Throughout his October residency on the Blue Be aware, Grammy-winning jazz pianist Robert Glasper will probably be hard-pressed to prime certainly one of his earlier exhibits on the West Village establishment.
That’s as a result of Kanye West — the perpetually controversial rapper who simply modified his title to Ye — as soon as sat in with Glasper on the membership.
“I did per week right here with completely different company, and in the future I had [rapper] Lupe Fiasco be my particular visitor,” Glasper tells The Submit whereas sitting in his dressing room earlier than a soundcheck for opening night time earlier this week. “Between the primary and second set, Mos [Def] calls me. He’s like, ‘Yo, I’m coming by, and I’m bringing Ye with me.’”
After just a little prodding from Fiasco, West and Mos Def ended up hitting the stage. “I doubt Blue Be aware’s ever been that lit. Everyone was on their chairs,” says Glasper of that shock rapper trifecta. “They rhymed, freestyled forwards and backwards, like, 30 minutes. Dude, I inform you, that s - - t was wild.”
That 2011 second would be the one to beat as Glasper performs 48 exhibits over 24 nights by Oct. 28. Alongside the way in which, the genre-bending artist — who has labored with everybody from Erykah Badu and Norah Jones to Kendrick Lamar and Stevie Surprise — will probably be switching it up with completely different musical themes (corresponding to a Miles Davis tribute) and band configurations (together with a trio that includes Yasiin Bey, the artist previously often called Mos Def), plus shock company.
Not that Glasper has gotten together with everybody he’s collaborated with: In August, he went viral for slamming Lauryn Hill on a Houston radio present. He mentioned she mistreated her musicians and reduce their pay for a 2008 present throughout which Glasper backed the diva.
“That was the worst factor I’ve ever skilled in my life musically, so far as how she handled individuals,” he says. “I’m simply talking up for the little man, as a result of it’s been occurring for 20 years, bro.”
The Houston native, who’s now based mostly in Fort Greene, has come a good distance since he first went to the Blue Be aware in 1997. “It was a jam session,” says Glasper, 40, who frequently faucets his left foot to the inside rhythms of his thoughts throughout the interview. “Quickly as I walked out of the Blue Be aware, I discovered a hundred-dollar invoice sitting proper there on the bottom. Good signal, proper?”
However Glasper didn’t really want the great luck of discovering a C-note outdoors of the Blue Be aware, as a result of he had expertise — and a imaginative and prescient that went outdoors of the field. That creativity bought nurtured when jazz trumpeter Roy Hargrove visited his highschool in Houston.

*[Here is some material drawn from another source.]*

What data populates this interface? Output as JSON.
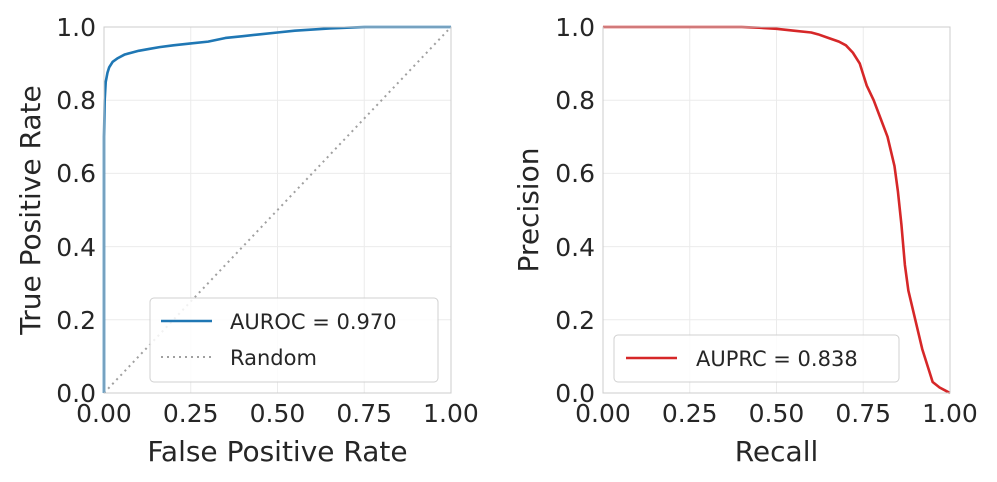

“He had on overalls and Timberlands and performed jazz,” Glasper says. “I’m like, ‘You can seem like that and play jazz? Oh snap!’ I assumed you needed to seem like my f - - king principal.”
Altering his notion of jazz as “previous music,” Glasper went on to deliver some recent younger vitality to the style by infusing it with R&B and hip-hop.

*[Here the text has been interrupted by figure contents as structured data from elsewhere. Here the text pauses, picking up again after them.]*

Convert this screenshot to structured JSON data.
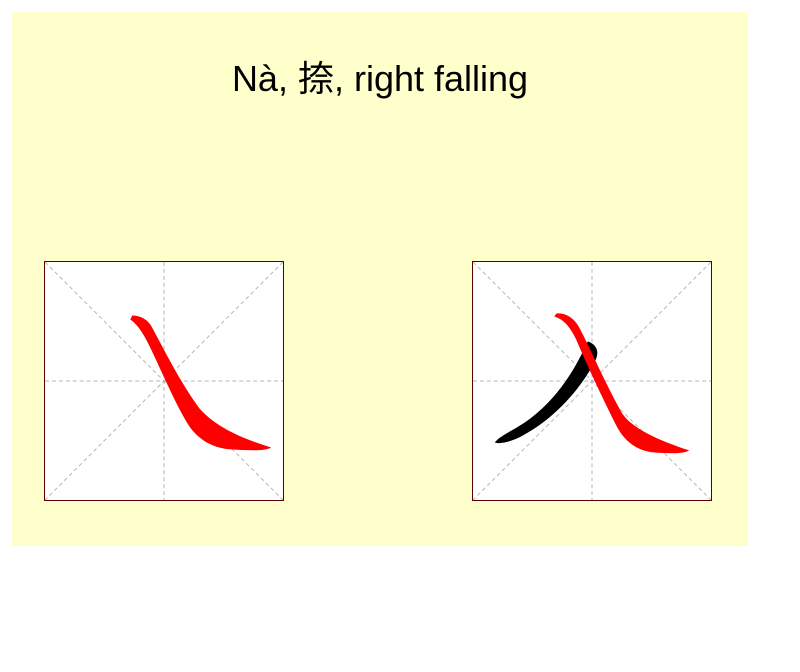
{
  "title": "Nà, 捺, right falling",
  "colors": {
    "background": "#ffffcc",
    "grid_border": "#5a0000",
    "guide_lines": "#b0b0b0",
    "highlight_stroke": "#ff0000",
    "context_stroke": "#000000"
  },
  "panels": [
    {
      "name": "stroke-alone",
      "strokes": [
        "right-falling"
      ]
    },
    {
      "name": "stroke-in-character",
      "strokes": [
        "left-falling",
        "right-falling"
      ]
    }
  ]
}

“I’ve undoubtedly gotten pushback from jazz purists,” says Glasper, who received an R&B Grammy for his 2012 album “Black Radio” and was nominated for 2013’s “Black Radio 2.” “But when I’m being trustworthy with my story, it has to contain hip-hop, neo-soul, gospel and all this stuff.
“I used to be taking part in gospel after I was 10. I didn’t begin taking part in jazz till I used to be like 16. However these issues are all African-American music. Black music is one big-ass home, and I simply go room to room.”